LAST NIGHT the wait was over and Manchester band Puppet Rebellion pressed the buttons that released their new EP Chemical Friends to the world. If you were waiting, welcome to the other side, you can now hear the fully realised album in all its glory. If you weren’t waiting and you have no idea who the band is then do yourself a favour, download the tracks and wake up your brain, it is new music and it has got people excited. Click to download the EP here.

The first track of the EP, the title track, hits you with an immediacy, an urgency that carries you along – it’s a bit dark and yet still catchy. Next The Greatest Lie Ever Told is an absolute tune, it has a beat that drives and melodic guitar that lays on top.

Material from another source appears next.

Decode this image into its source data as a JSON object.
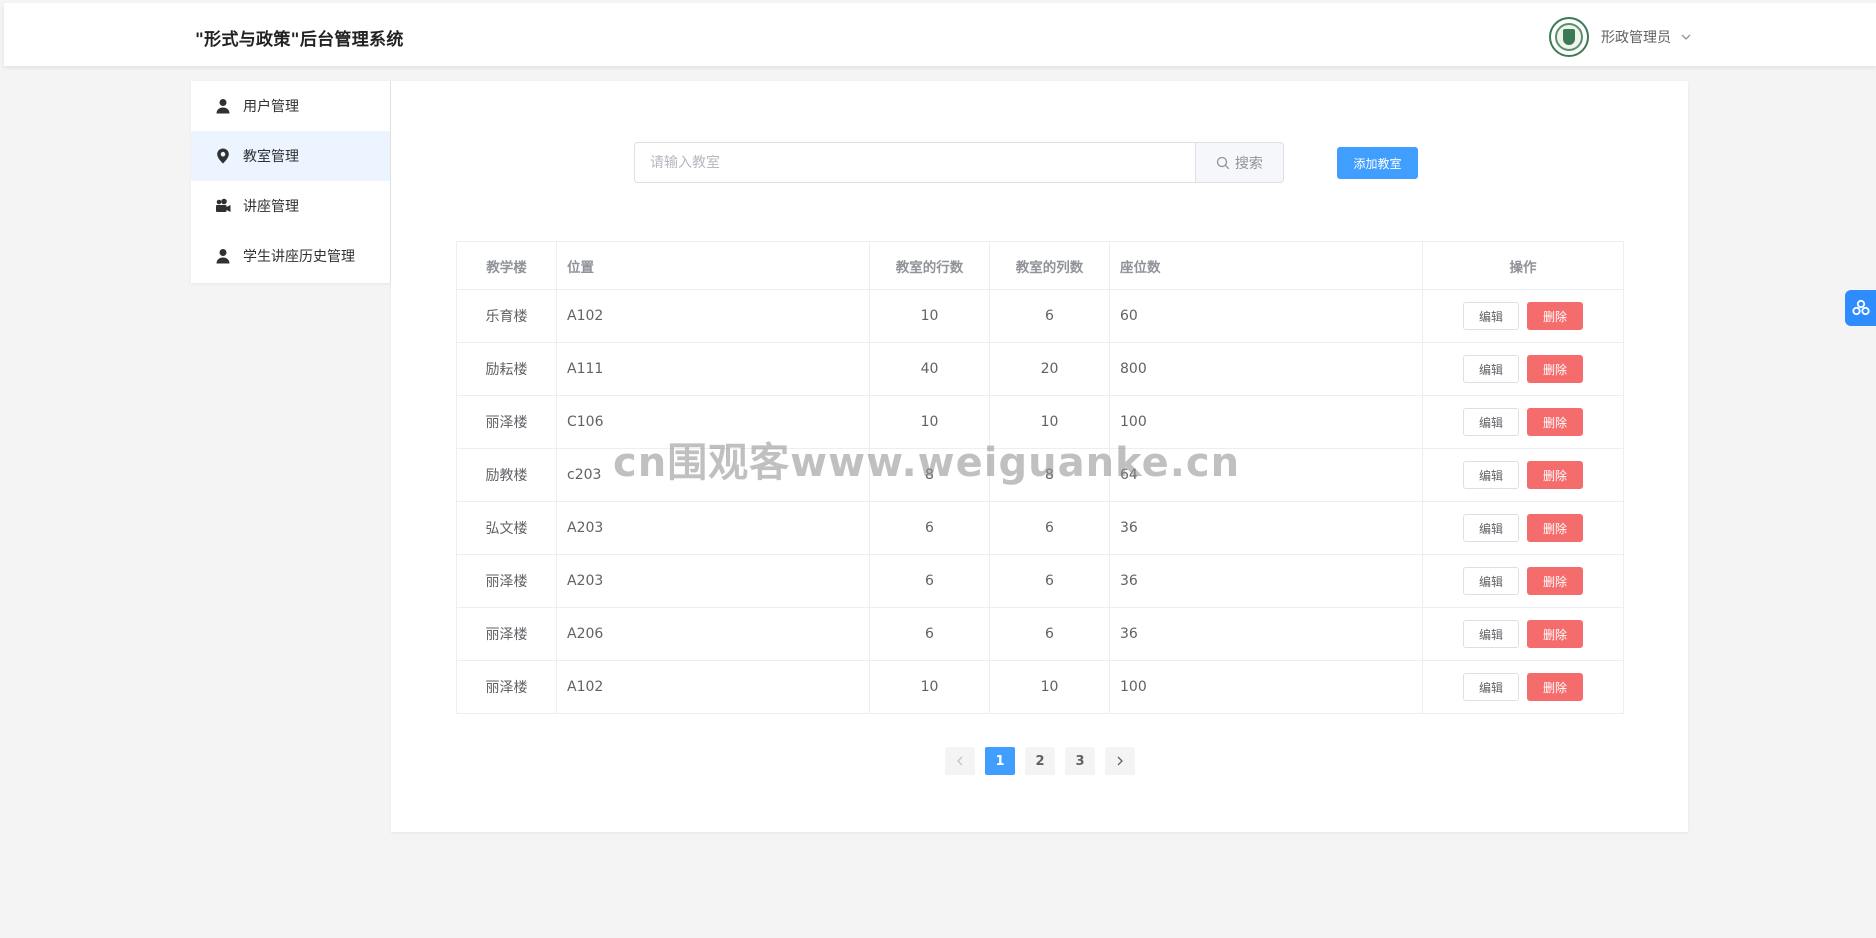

The vocals are one thing ‘we don’t need you, I don’t believe you’ may well be in your head this time tomorrow and the singer goes from yearny and sweet to stinging and raw effortlessly, the drums and guitar work take this song up a level for me because when they come to the fore around the 2 min 30 mark, you’ll believe it. Simon has never sounded better vocally than he does on this track, or on this album generally.

The New Twenty is a chimey, chirpey upbeat track with a really cheeky melody.

There’s a feeling when you listen to the EP that it isn’t designed to slowly grow on you, it’s almost as if it doesn’t want to wait for that, it’s not going to politely sit and wait for you to mull it over and decide if it’s interesting or not – it’s going to grab you by the unmentionables and take you on a quality ride. Chemical Friends is fast and it’s furious, it’s melodic, it’s engaging and it sounds instant but the band have worked very hard and taken their time to put the strongest songs out there, it shows.

This is a very strong EP. Forward the rebellion!